The Africa Centre for Energy Policy (ACEP) has noted the desire of Government to use oil revenues to finance campaign promise of free Senior High School (SHS) education. ACEP has been campaigning for the use oil revenue to finance the pro-poor sectors of education and agriculture for four years.
Therefore, we cannot, in principle, be against the use of oil revenue to finance education. However, we want to alert government that the petroleum revenues are governed by the Petroleum Revenue Management Act, Act 815, which was passed after deep consultation with citizens. In spite of many implementation challenges, the PRMA has been a model for many countries and Ghana can only do better at improving on transparency and accountability around the use of the oil revenues. Much as we support the use of oil revenue for financing education, we want government to recognize the significance of the heritage fund and not touch it.
ACEP therefore states its position on the use of oil revenue to finance the free SHS as follows;
Heritage Fund Still Relevant– the principle of intergenerational equity which informed the establishment of the fund ensure that ownership of the resources is shared among the living and the yet unborn. It also ensures sustenance of revenue flow after the oil has been exhausted. It is easier to assume that those of us living today can invest the heritage fund to benefit the future generation. This assumption is overly simplistic and takes away the right of the future generation to decide on their own priorities. The heritage fund represents about 9% of Benchmark Revenue (BR), leaving 91% of the BR for the national budget. This conservative amount left for the future should not attract uncontrolled appetite to spend. For the past 6 years the total payments made into the fund plus interest is $277 million. This is not enough to fund only about 3 years of the cost items to be waived by government estimated to be about GHS327million, holding the 2015 enrolment constant. With anticipated growth in enrolment occasioned by the programme, the heritage fund could be woefully inadequate to sustain the free SHS programme.

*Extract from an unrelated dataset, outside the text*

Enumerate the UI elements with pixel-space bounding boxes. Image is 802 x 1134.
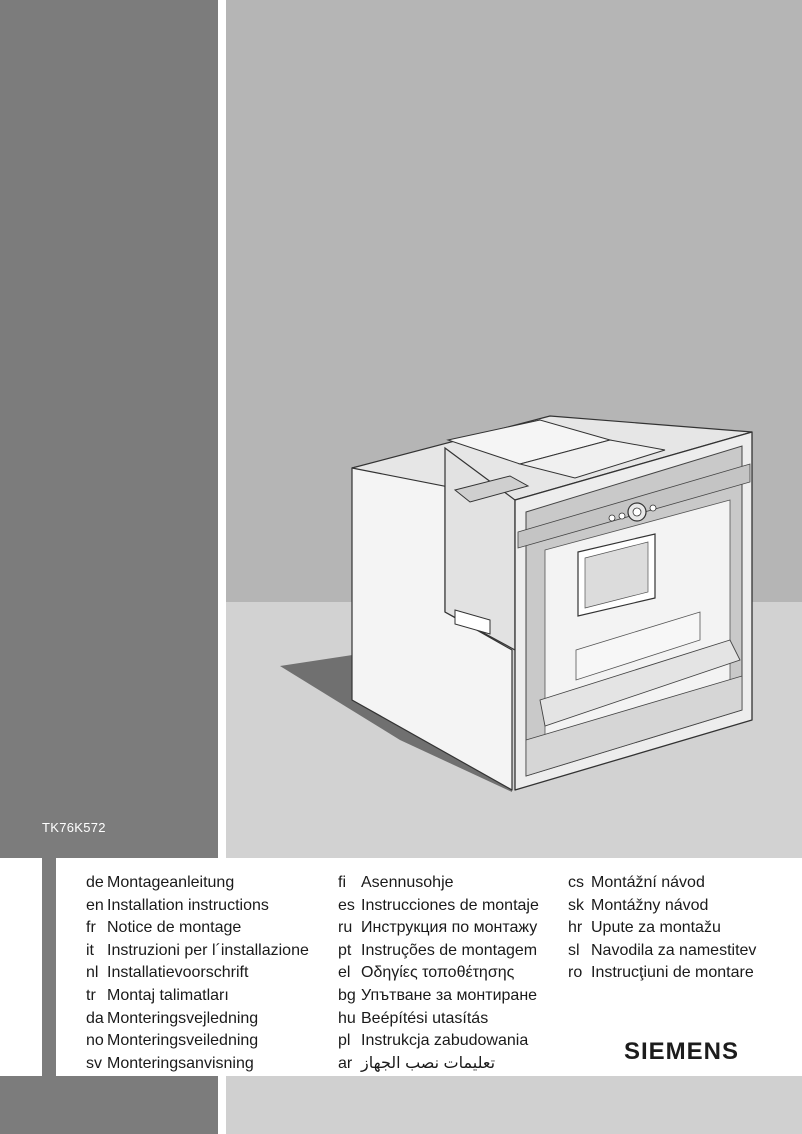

Use the Annual Budget Funding Amount (ABFA)- the credible window for financing the free SHS policy from oil revenues will be through the ABFA. It must however be highlighted that the current architecture of the PRMA allows for only 30% of the ABFA for recurrent expenditure. Given that most of the cost items for the implementation of the Free SHS are recurrent expenditures, government will have to amend the law to be able to spend more that 30% of the ABFA
ACEP will want to recommend that;
Government should continue to grow the Heritage Fund. The purpose of establishing the fund is still valid today and we should not deny the future generation an opportunity to decide what they do with their share of the resources as was done by past leader with mineral revenues.
The PRMA should be amended to allow 50% of the ABFA to support the Free SHS programme. This will be a more equitable way of distributing the resources than financing “ghost project” through thin distribution of oil revenues.

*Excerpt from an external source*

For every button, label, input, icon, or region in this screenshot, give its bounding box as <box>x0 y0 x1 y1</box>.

Reduce allocation to GNPC- Government should take steps to streamline the operations of GNPC to focus on its core mandate and redirect some of its allocation into the budget to finance education.
Use part of Solid Mineral Revenue to support the Free SHS- this is an opportunity for government to introduce governance framework similar to the PRMA on mineral revenues and allocate portion of mineral revenues to education.
Government should recognize that the capital budget of the education sector has been lower than 6% of the total sector budget in recent past, therefore, education sector financing should equally be big on improving the asset base of the sector.